As Chavez described it, Goldman Sachs had been building a Bitcoin trading platform modelled on a commodities futures trading platform, where there is never any Bitcoin traded, but more the promise of how the currency might move.

“Our institutional clients said, ‘We would love for you to clear these new Bitcoin-linked futures contracts offered by the exchanges,’ so we’ve been doing that, and then clients since May [started to ask], ‘We would like for you also to provide us liquidity and trade the principal as principal the futures contracts, not just clear them,’ and so we’ve been doing that, the next stage of the exploration, what we call ‘non-deliverable forwards.’

“These are derivatives, over the counter derivatives,” he continued. “They’re settled in U.S. dollars and the reference price is the Bitcoin U.S. dollar price established by a set of exchanges, the same one that’s referenced in the futures contracts, and we’re working on that now because the clients wanted physical Bitcoin — something tremendously interesting and tremendously challenging. From the perspective of custody, we don’t yet see an institutional grade custody cases custodian solution for Bitcoin.”

While companies like Coinbase are trying to tap into that demand by offering custodial services aimed squarely at institutional money, but Goldman itself still has no timeline for when its own offering might be ready.

“We’re interested in having that exist, and it’s a long road and so I would just be speculating. Maybe someone who was thinking about our activities here got very excited that we would be making markets as principal and physical Bitcoin, and as they got into realizing that that’s part of the evolution but it’s not here yet.”
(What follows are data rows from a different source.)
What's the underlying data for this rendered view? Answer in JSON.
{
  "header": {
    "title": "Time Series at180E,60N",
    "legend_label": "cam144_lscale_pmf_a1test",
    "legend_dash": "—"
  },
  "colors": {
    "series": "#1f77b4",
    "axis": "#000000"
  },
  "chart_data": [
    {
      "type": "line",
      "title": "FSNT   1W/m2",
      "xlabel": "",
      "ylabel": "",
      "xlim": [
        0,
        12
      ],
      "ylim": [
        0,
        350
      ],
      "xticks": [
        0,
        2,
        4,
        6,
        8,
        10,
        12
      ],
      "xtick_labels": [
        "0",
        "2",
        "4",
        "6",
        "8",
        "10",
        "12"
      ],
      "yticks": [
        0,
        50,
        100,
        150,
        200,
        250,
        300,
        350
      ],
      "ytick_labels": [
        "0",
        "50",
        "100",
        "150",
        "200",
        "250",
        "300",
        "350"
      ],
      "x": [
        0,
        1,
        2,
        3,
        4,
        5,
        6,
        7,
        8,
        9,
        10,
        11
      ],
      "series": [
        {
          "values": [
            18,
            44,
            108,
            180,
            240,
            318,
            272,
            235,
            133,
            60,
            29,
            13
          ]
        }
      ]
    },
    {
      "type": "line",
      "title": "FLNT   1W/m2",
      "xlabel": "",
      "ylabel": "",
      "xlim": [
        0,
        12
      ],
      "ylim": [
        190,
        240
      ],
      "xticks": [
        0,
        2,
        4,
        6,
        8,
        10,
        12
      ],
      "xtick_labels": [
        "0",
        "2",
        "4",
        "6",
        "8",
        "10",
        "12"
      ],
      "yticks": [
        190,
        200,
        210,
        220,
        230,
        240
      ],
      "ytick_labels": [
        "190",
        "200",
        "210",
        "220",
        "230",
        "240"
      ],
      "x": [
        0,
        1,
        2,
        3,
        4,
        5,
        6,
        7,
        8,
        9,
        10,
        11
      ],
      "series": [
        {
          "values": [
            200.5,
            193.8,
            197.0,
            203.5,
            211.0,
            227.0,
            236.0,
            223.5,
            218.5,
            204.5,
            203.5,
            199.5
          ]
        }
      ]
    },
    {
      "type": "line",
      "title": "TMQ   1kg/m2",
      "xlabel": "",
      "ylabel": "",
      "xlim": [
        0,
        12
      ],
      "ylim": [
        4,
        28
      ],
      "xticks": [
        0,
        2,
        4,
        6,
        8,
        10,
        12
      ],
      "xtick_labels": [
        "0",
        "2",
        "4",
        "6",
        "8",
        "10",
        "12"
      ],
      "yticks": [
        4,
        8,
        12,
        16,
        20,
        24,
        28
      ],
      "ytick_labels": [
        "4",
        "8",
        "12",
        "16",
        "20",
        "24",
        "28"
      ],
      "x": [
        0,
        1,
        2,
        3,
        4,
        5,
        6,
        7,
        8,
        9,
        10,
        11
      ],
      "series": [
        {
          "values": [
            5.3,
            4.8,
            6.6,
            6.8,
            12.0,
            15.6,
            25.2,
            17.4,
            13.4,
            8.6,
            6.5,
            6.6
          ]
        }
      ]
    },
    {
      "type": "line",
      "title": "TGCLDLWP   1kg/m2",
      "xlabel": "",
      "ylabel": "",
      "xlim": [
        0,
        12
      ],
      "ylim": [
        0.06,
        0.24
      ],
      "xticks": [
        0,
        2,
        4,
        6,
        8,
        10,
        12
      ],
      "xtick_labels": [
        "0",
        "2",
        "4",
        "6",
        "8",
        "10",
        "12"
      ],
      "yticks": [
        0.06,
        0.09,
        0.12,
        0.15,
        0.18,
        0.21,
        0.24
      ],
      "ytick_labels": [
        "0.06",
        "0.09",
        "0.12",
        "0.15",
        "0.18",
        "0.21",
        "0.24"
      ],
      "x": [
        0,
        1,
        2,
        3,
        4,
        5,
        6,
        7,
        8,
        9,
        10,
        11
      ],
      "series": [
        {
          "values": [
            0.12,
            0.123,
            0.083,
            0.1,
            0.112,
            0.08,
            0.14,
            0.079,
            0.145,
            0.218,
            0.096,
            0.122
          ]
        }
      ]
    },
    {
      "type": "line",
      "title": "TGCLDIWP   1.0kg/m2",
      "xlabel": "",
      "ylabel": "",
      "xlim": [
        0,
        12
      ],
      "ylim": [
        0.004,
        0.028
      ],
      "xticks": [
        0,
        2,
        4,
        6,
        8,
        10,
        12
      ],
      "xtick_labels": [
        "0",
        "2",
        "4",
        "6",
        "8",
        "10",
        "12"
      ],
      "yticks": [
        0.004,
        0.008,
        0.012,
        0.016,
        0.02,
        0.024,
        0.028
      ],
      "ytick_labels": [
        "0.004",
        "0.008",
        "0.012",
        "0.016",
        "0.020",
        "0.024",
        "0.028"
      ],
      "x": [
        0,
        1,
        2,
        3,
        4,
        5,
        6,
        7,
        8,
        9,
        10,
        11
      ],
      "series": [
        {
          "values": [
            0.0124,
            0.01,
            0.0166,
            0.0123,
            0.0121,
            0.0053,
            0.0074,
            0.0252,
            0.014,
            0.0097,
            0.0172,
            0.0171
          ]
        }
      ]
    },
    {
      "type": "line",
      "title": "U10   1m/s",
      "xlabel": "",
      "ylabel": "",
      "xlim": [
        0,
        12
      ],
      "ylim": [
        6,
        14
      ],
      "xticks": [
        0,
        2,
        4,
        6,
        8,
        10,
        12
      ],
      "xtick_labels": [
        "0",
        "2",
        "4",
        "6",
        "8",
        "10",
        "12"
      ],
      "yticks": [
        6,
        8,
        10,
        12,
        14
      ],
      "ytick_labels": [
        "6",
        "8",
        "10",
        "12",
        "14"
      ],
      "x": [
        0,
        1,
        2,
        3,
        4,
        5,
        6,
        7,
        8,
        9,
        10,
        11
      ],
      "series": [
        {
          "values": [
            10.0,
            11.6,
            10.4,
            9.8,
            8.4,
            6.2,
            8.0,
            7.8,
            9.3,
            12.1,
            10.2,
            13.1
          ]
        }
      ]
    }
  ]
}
Bitcoin — and the crypto market generally — suffered significant price losses this week off the back of reports of Goldman’s aborted plans, but that wasn’t the sole trigger. Reuters also reported that EU is looking into regulating crypto and is preparing a report that proposes to regulate exchanges and ICOs.

Bitcoin hit a record valuation of nearly $20,000 in January, and it has struggled to return to those highs during the rest of this year. The cryptocurrency was priced at $6,536 at the time of writing, some way short of a months-long high of $8,266 on July 26, according to information from Coinmarketcap.com.